As you might expect, the most challenging models for the shop's builders and designers are the bigger ones, especially when they involve complex shapes or designs.

That's why the 9-foot-tall grizzly is one of Petsche's proudest creations.

"Once you start getting very large, Lego gets very heavy, so it's hard to engineer," he said, adding that things like mounting such large models to the ground and determining how a steel infrastructure will hold up a model's heavy body are the trickiest elements of model building.

Building models from the ground up means that switching gears along the way can be complicated, Petsche said. So most big models are preceded by smaller versions, so they can figure out the details before they're committed to a massive project.

"If it's time to change directions, to add an arm, you have to envision that," he said. "It's hard to visualize a model while you're constructing it, so that (necessitates) prototyping."

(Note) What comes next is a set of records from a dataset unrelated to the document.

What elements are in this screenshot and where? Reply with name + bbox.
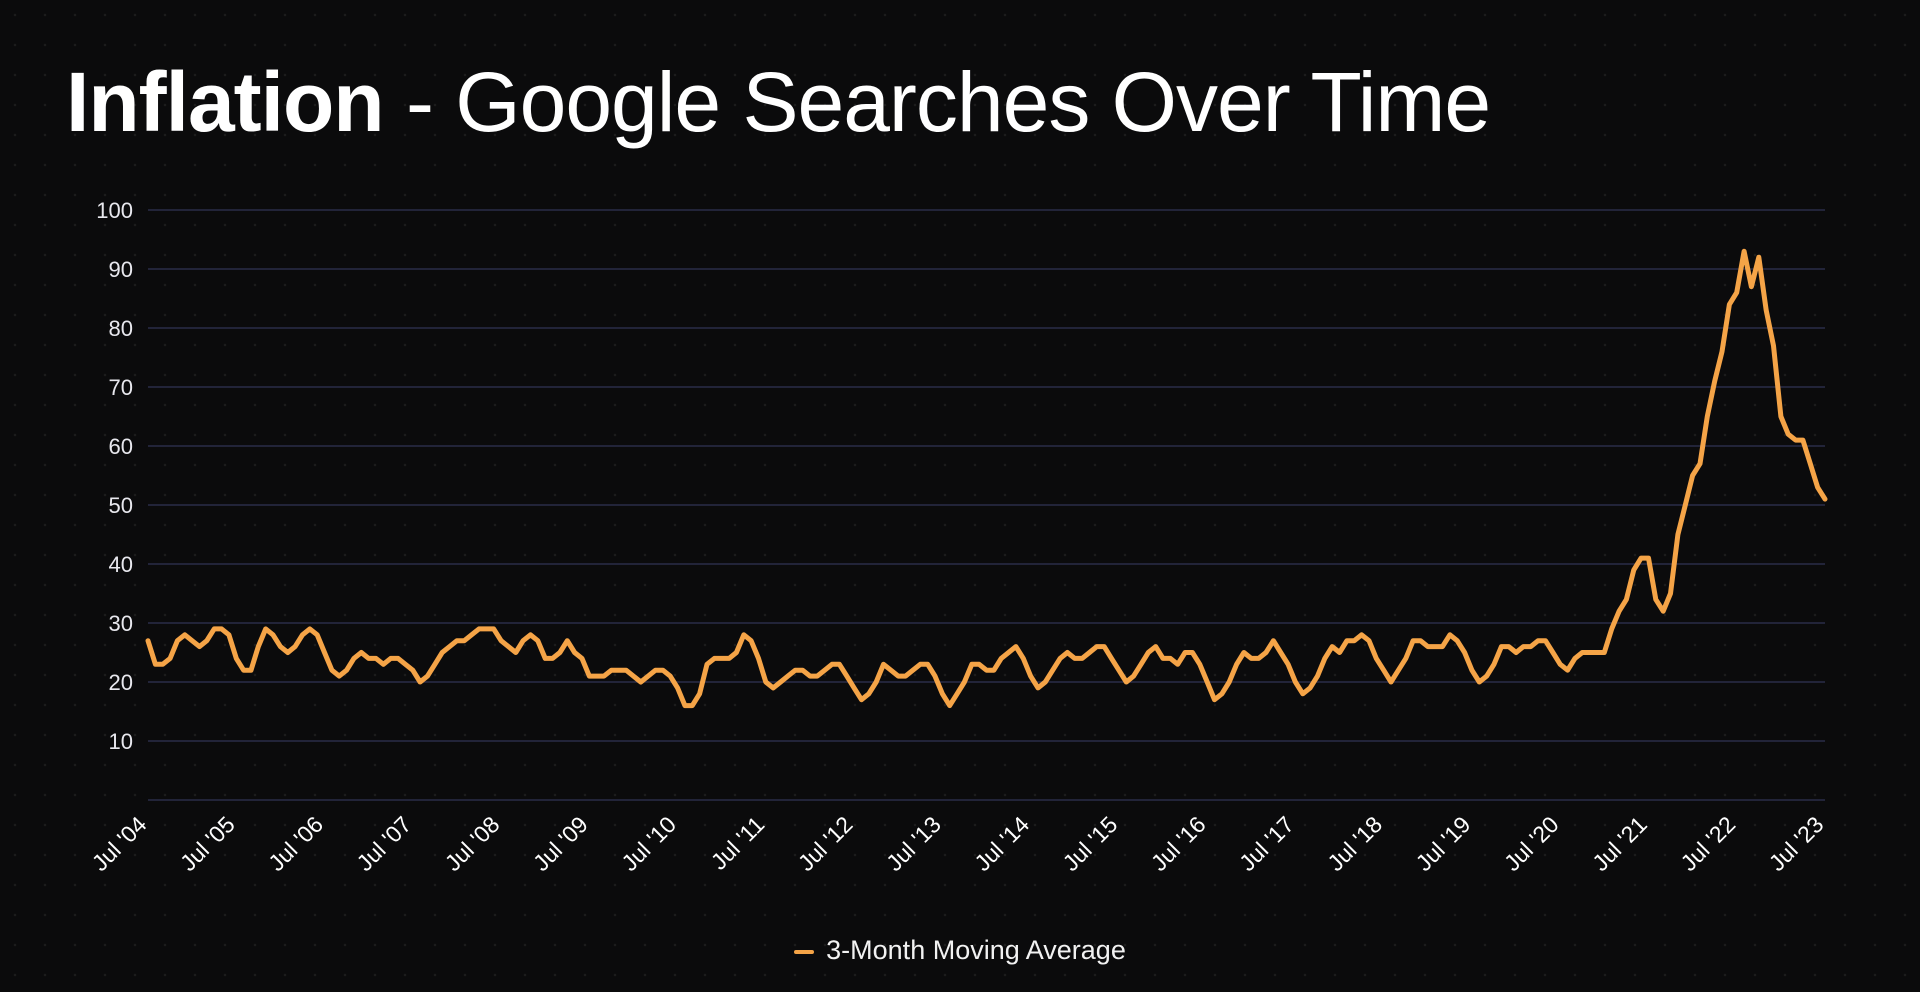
x-tick-label: Jul '08 [440,811,505,876]
page-title: Inflation - Google Searches Over Time [66,52,1491,152]
x-tick-label: Jul '22 [1675,811,1740,876]
x-tick-label: Jul '20 [1499,811,1564,876]
legend-swatch [794,949,815,954]
y-tick-label: 20 [109,670,133,695]
series-line-3-month-moving-average [145,248,1828,709]
x-tick-label: Jul '18 [1322,811,1387,876]
legend: 3-Month Moving Average [0,935,1920,966]
y-tick-label: 30 [109,611,133,636]
x-tick-label: Jul '04 [87,811,152,876]
y-tick-label: 100 [96,198,133,223]
title-bold: Inflation [66,55,385,149]
x-tick-label: Jul '16 [1146,811,1211,876]
x-tick-label: Jul '12 [793,811,858,876]
y-tick-label: 90 [109,257,133,282]
title-rest: - Google Searches Over Time [383,55,1491,149]
y-tick-label: 70 [109,375,133,400]
y-tick-label: 10 [109,729,133,754]
y-tick-label: 60 [109,434,133,459]
legend-label: 3-Month Moving Average [826,935,1126,965]
x-tick-label: Jul '17 [1234,811,1299,876]
x-tick-label: Jul '15 [1058,811,1123,876]
x-tick-label: Jul '13 [881,811,946,876]
x-tick-label: Jul '19 [1411,811,1476,876]
gridlines [148,209,1825,801]
x-tick-label: Jul '06 [263,811,328,876]
x-tick-label: Jul '14 [969,811,1034,876]
x-tick-label: Jul '09 [528,811,593,876]
x-tick-label: Jul '21 [1587,811,1652,876]
x-axis-ticks: Jul '04 Jul '05 Jul '06 Jul '07 Jul '08 Jul '… [87,811,1829,876]
y-tick-label: 80 [109,316,133,341]
y-tick-label: 40 [109,552,133,577]
x-tick-label: Jul '23 [1764,811,1829,876]
x-tick-label: Jul '10 [616,811,681,876]
y-tick-label: 50 [109,493,133,518]
x-tick-label: Jul '07 [351,811,416,876]
y-axis-ticks: 10 20 30 40 50 60 70 80 90 100 [96,198,133,754]
x-tick-label: Jul '11 [706,811,770,875]
x-tick-label: Jul '05 [175,811,240,876]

In some cases, it's only necessary to prototype certain elements of a structure, Petsche said. If he's working on a skyscraper, he might only prototype a window or a roof corner if that element is going to be repeated in the final model.

It's hard to imagine a more playful job.

"My favorite part of the job is the realization of the impact it has on kids," Petsche said. "Normally, children are inspired by my job, so that feels good. People are inspired by me to want to play with Lego, and I believe Lego is a learning toy. You have to think it through."